Alrededor de las seis de aquella tarde desmontaron en el patio de The Friar Tuck, y acordaron que no avanzarían más aquel día.

Cuando entraron en la posada, descubrieron que su propietario revoloteaba a su alrededor con servil deferencia.

– ¡Las tres mejores habitaciones, posadero! -exclamó Angus, que tenía dolorido cada hueso del cuerpo. Las casas de postas de una empresa de Londres no estaban preparadas para reparar los desperfectos que ocasionaba una cabalgada por el campo con Charlie Darcy. Tenía el trasero destrozado, pero aún podía sentarse; dejando escapar un enorme suspiro de alivio, se acomodó en una silla.
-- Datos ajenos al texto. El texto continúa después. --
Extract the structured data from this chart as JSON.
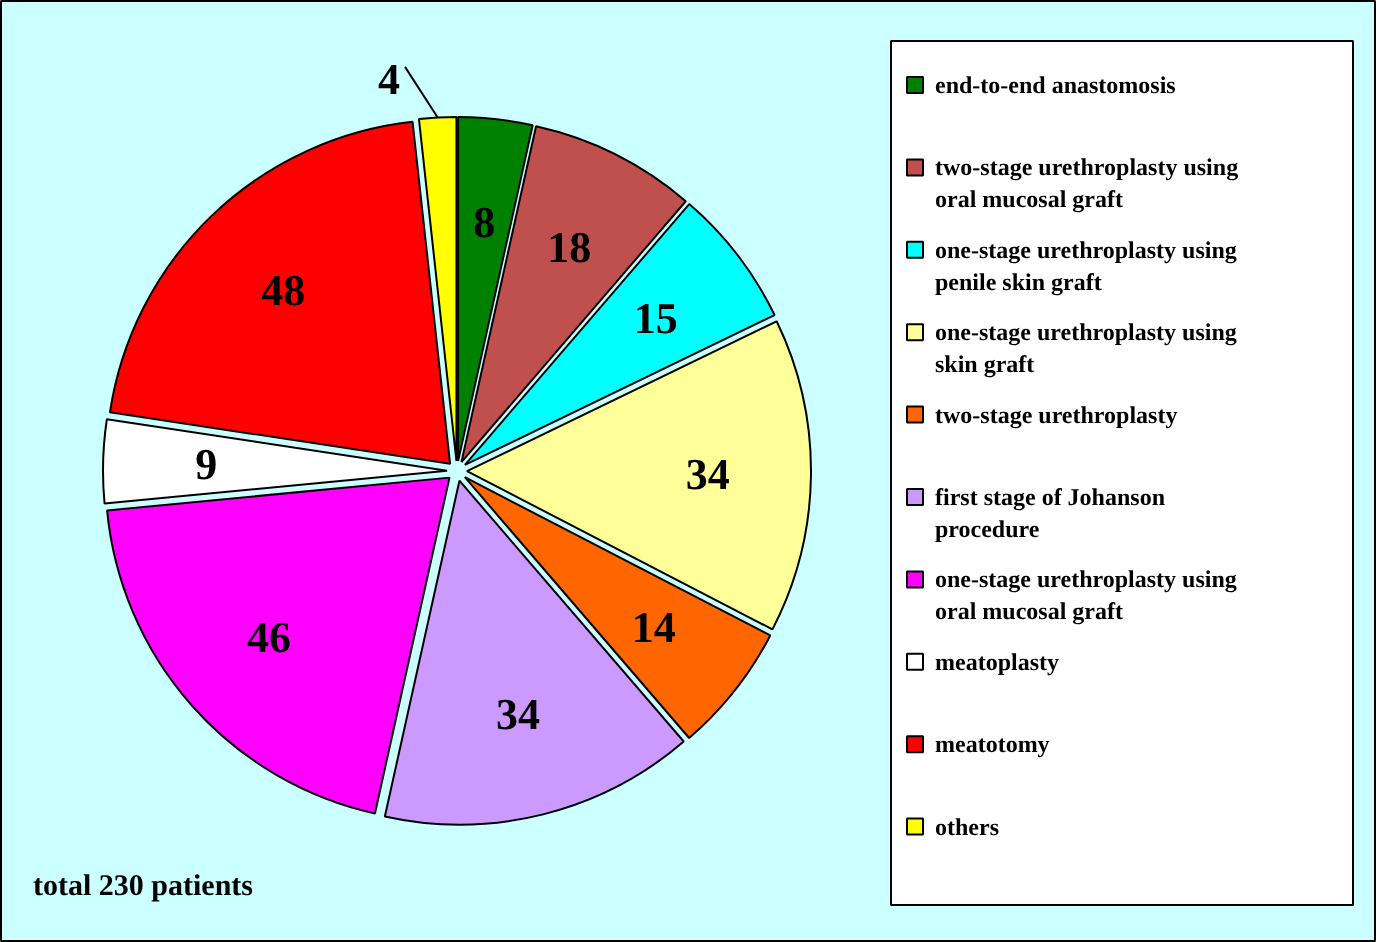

– Demasiado tarde para la cerveza… ¡El mejor vino, posadero!

– ¡Pregúntale, pregúntale, pregúntale…! -susurraba a su lado Charlie.

– A su debido tiempo. Lo primero es remojar los gaznates.

– Dios mío, estoy reventado… -dijo Owen.

– Quejicas, los dos -dijo Charlie mientras se dejaba caer en una silla con gesto enfurruñado.